What you will want to do is after your finish kneading the dough, divide it into the weights you want, form them into a ball and put them in either individual plastic containers with lids or into a proofer box. I currently lightly spray 2 qt plastic containers with cooking spray then let my dough slow rise preferable 2-3 days in the refridge.You will need to burp them a few times as they rise. Then an hour or two before pizza time I pull them out and let them warm up on the counter.

I have been successful allowing them to go up to a week with excellent results but I think 2-3 days is best. The benefits of a slow rise include improvements in flavor and texture, not to mention the convenience of preparing days in advance.

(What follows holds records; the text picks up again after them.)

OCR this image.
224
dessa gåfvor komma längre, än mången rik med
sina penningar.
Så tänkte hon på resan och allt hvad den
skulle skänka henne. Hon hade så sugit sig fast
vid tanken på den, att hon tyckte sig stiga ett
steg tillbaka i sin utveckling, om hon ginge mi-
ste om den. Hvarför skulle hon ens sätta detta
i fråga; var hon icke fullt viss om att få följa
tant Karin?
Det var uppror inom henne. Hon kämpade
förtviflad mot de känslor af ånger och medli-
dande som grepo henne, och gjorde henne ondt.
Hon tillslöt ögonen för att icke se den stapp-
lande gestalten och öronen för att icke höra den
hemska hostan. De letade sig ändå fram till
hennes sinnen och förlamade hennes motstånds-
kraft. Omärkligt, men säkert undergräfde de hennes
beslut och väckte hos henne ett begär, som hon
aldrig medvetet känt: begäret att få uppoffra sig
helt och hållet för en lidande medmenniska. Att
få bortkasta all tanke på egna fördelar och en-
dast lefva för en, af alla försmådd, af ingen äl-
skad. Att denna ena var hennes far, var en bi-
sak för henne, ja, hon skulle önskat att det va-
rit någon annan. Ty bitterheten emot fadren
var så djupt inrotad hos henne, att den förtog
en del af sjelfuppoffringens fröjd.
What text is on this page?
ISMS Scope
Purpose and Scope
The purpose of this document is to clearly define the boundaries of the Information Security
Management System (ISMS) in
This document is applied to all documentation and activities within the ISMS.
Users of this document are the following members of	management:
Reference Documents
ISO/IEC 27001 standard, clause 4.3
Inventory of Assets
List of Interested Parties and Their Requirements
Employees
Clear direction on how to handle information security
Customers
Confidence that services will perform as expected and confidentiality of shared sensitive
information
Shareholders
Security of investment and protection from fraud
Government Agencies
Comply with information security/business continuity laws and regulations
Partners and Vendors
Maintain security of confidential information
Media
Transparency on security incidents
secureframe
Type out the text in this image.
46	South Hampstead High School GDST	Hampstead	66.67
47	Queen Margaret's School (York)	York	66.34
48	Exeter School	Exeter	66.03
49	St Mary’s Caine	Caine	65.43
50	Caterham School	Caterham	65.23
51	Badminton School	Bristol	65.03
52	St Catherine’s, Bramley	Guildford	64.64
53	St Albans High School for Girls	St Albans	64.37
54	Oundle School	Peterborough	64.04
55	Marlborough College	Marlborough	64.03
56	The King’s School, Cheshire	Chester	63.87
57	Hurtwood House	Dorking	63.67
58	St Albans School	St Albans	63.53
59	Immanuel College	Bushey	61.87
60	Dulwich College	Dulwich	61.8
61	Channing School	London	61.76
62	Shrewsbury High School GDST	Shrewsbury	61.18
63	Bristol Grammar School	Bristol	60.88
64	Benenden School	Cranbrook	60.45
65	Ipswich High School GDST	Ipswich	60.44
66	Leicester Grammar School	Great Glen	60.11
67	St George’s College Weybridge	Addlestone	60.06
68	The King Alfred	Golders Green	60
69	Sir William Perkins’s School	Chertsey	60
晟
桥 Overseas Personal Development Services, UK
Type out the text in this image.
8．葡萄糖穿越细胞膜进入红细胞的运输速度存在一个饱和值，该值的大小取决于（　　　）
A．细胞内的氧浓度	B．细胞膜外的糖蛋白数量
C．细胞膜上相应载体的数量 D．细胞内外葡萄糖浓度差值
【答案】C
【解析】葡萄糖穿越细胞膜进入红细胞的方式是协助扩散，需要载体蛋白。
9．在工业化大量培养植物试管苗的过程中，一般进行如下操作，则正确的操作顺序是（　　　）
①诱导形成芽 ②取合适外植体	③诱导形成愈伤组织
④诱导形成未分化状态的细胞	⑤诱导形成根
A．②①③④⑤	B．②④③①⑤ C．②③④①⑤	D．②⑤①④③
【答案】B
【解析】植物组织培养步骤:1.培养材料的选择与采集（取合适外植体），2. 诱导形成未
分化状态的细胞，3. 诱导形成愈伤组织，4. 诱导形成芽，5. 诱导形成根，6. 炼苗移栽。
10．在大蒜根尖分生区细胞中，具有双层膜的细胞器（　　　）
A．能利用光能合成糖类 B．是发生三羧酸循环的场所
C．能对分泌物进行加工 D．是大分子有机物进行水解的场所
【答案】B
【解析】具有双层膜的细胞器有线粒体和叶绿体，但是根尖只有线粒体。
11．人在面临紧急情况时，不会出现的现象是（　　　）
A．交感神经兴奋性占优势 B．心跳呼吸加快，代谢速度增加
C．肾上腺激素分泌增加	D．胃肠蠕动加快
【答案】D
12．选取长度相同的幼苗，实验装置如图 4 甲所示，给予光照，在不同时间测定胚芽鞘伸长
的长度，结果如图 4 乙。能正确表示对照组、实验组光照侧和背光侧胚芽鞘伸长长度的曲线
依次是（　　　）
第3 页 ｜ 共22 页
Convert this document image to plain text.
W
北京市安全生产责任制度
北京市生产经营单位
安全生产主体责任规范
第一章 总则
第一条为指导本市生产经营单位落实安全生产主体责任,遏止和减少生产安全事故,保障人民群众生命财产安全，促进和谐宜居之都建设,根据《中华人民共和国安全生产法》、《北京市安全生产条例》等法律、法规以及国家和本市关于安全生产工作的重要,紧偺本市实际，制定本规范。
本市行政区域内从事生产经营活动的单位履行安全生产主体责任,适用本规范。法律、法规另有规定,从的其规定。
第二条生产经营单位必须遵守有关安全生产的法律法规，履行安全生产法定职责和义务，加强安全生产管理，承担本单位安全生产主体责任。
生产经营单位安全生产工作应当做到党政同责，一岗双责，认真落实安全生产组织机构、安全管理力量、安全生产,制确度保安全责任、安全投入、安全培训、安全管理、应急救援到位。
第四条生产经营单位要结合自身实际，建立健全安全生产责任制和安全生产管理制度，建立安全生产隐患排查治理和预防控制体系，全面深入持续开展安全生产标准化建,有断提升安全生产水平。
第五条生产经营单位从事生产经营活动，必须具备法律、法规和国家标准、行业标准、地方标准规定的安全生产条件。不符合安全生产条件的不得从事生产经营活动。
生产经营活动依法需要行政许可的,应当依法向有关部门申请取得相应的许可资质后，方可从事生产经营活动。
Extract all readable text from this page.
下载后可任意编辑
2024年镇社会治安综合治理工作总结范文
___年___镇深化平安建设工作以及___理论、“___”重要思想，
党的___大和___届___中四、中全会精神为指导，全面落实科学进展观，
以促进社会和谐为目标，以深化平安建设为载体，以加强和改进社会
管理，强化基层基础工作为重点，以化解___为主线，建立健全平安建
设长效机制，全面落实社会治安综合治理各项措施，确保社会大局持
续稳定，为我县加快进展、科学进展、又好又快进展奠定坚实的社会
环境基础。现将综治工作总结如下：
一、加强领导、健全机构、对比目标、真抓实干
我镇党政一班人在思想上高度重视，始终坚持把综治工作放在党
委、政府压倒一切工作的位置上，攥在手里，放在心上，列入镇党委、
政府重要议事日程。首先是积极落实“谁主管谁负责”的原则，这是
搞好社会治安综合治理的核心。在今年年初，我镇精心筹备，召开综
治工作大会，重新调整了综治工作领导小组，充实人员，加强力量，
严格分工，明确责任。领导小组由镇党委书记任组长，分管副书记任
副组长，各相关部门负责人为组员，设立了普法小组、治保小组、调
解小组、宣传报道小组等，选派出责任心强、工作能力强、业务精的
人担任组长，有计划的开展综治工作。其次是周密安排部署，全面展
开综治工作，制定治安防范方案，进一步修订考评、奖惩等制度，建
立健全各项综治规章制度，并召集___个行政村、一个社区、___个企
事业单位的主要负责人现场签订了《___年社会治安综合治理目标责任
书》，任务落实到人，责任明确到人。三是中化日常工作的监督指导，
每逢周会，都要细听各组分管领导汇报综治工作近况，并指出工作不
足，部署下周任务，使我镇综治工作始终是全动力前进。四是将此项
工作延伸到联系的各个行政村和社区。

Are you saying to not leave the dough setting on the counter for 12-18 hours.
As soon as I finish mixing the dough ,to break it up into balls and put into plastic containers. Then, put the containers into the fridg.

hodgey1 05-10-2014 03:56 AM

Re: First time Jim Lahey's pizza Dough
 
Exactly, it retards the fermentation of the dough and makes real improvements in flavor and texture. Once kneading is done, ball it and let rise in the fridge.

After I made my first reply to you I saw its a no knead recipe your useing. Kneading is a extremely important part of the process of making dough. If kneading sounds like to much effort just purchase a good Food processor and it will knead your dough in 45 seconds. That what I've been doing for years.

kkgator 05-15-2014 12:52 PM

Re: First time Jim Lahey's pizza Dough
 
To knead or not to knead, that is this question. At first, we kneaded. Now we don't. I believe it to be personal preference. 1 batch of dough for me is equivalent to 50-60 5oz dough balls. This is my standard "batch" for the local farmer's market. I mix by hand the dry & then add the wet which is usually 1 part beer to 2 parts water. I mix until everything is incorporated & no longer knead this bulk dough. I let the dough sit in a walk-in cooler for 2-3 days before I weigh & ball. I ball & put in dough boxes or zip loc for cooler storage and then use the next day. IMHO I achieve the same results whether I knead or not.